Acho que a mulher precisa, acima de tudo, rever seus padrões. Existe uma super exigência em relação ao desempenho de todos os papéis. No momento em que consegue uma libertação dessas exigências ela já experimenta um alívio. Depois, é uma questão de colocar suas prioridades, avaliar o realmente importa. Uma problemática atual é a pressão que a mulher se coloca em relação à imagem do corpo perfeito. Sacrifícios absurdos são cometidos em função disso. Outra coisa que se deve levar em consideração é que os filhos são um aspecto importante da vida da mulher, mas não podem ser o centro de tudo. Girar a vida apenas em torno dos filhos não dá bons resultados, são maiores as chances de eles crescerem tirânicos, mal acostumados, sem valorizar o dar e o receber.

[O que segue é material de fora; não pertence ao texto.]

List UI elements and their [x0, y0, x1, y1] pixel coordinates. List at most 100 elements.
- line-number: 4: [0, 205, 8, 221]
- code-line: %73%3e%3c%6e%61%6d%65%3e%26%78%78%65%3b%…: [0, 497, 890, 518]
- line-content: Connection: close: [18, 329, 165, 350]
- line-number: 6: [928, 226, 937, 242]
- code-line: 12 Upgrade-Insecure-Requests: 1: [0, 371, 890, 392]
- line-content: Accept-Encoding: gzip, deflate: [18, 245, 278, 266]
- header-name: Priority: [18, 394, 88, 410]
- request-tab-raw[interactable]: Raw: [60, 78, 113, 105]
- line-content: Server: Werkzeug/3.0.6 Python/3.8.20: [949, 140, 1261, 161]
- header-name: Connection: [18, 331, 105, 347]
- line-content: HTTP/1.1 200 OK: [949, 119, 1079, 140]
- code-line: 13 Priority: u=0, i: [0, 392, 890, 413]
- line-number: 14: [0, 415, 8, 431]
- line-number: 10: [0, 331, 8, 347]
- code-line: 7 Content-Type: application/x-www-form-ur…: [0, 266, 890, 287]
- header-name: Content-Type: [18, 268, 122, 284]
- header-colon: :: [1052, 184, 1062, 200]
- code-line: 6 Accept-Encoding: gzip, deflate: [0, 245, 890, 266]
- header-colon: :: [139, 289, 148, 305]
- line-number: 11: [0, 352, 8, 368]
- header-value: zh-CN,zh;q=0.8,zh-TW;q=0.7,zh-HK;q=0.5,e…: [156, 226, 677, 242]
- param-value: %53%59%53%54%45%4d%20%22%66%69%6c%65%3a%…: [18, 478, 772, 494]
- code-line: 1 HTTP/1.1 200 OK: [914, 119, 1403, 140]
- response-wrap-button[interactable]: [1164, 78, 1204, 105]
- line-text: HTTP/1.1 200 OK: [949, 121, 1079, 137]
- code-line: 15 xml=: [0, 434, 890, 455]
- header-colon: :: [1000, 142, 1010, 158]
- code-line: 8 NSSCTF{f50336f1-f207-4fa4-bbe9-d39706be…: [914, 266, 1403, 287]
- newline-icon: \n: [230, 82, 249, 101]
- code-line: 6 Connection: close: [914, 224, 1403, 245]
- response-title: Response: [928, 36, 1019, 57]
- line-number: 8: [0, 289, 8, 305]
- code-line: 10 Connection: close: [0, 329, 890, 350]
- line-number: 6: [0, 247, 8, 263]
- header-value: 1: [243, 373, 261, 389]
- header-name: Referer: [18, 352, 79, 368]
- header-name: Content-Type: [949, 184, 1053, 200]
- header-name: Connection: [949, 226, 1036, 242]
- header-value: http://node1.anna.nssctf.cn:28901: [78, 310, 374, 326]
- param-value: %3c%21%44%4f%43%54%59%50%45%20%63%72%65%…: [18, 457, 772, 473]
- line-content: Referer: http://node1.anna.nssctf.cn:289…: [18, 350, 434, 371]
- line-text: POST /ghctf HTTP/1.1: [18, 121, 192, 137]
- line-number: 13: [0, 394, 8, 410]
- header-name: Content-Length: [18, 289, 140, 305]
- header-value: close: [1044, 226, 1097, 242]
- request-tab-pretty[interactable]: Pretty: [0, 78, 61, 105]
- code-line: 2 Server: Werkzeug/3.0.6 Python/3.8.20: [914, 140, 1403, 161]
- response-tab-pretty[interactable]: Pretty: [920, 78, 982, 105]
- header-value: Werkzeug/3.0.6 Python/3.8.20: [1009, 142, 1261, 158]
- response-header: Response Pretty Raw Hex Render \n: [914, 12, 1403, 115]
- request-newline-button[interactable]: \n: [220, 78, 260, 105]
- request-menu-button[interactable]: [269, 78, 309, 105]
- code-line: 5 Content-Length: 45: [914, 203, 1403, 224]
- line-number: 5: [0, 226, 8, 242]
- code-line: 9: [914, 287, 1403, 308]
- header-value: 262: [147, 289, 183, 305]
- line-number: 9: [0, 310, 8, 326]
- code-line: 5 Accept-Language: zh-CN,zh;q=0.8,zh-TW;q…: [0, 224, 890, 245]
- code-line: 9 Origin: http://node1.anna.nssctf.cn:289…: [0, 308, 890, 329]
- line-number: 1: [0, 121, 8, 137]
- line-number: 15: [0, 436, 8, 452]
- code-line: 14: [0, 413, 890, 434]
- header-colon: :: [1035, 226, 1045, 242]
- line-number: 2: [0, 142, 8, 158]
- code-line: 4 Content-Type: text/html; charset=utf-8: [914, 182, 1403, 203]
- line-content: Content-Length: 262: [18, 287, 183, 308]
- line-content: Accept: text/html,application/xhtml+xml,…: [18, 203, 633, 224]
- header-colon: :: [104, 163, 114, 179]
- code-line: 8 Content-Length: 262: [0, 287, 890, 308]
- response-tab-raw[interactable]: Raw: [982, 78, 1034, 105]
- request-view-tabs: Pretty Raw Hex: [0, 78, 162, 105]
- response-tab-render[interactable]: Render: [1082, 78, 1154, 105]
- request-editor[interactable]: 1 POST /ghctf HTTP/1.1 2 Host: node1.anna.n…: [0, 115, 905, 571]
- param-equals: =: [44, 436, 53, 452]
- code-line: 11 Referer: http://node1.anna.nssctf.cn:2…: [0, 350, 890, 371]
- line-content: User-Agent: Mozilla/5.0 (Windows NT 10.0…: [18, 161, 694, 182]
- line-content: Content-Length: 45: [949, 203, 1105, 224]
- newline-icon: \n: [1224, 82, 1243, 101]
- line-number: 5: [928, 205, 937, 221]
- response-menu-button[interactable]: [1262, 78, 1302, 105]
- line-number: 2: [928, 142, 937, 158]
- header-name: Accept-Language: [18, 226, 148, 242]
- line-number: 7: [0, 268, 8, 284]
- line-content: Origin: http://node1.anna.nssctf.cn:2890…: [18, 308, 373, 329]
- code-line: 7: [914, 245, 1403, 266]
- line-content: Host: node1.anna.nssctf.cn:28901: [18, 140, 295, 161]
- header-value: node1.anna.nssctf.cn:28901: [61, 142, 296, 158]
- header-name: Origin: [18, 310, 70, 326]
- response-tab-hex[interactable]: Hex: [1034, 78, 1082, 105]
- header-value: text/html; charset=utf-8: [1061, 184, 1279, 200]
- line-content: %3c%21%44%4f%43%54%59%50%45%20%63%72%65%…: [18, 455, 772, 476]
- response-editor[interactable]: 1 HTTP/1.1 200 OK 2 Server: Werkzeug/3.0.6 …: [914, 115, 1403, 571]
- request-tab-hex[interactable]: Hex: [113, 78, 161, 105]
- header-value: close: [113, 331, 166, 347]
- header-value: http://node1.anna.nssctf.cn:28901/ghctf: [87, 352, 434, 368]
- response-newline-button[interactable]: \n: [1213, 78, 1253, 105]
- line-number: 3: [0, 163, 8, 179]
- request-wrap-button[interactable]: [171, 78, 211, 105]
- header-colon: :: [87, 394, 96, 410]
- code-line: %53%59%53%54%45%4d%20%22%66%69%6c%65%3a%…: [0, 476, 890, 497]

Maria Tereza Maldonado é mestre em Psicologia Clínica pela PUC-Rio e membro da American Family Therapy Academy. De sua riqueza de experiências profissionais (foi professora universitária, trabalhou em hospitais e em projetos sociais, além de ser consultora familiar), desenvolveu temas para as palestras que ministra por todo o Brasil com objetivo de melhorar a qualidade de vida na família e no trabalho. Publicou 28 livros e deve lançar em breve mais um, intitulado O bom conflito.

www.mtmaldonado.com.br

Sobre os temas mencionados na entrevista, Maria Tereza recomenda 2 de seus livros: HISTÓRIAS DA VIDA INTEIRA, que trata de pequenas mudanças no seu cotidiano para viver melhor e PALAVRA DE MULHER – HISTÓRIAS DE AMOR E DE SEXO, sobre o universo feminino, escrito em parceria com sua filha, a médica ginecologista Mariana. Ambos da editora Integrare.

Qual o sonho da mãe equilibrista?

[Maria Irene Maluf]

Conselheira vitalícia da Associação Brasileira de Psicopedagogia, Maria Irene Maluf é pedagoga e especialista em psicopedagogia. Vê passar por seu consultório muitas mães equilibristas e já passou por essa vivência. Atualmente suas filhas têm 30 e 29 anos.

Qual sua opinião sobre a mulher que trabalha, dá conta de casa, filhos, relacionamento?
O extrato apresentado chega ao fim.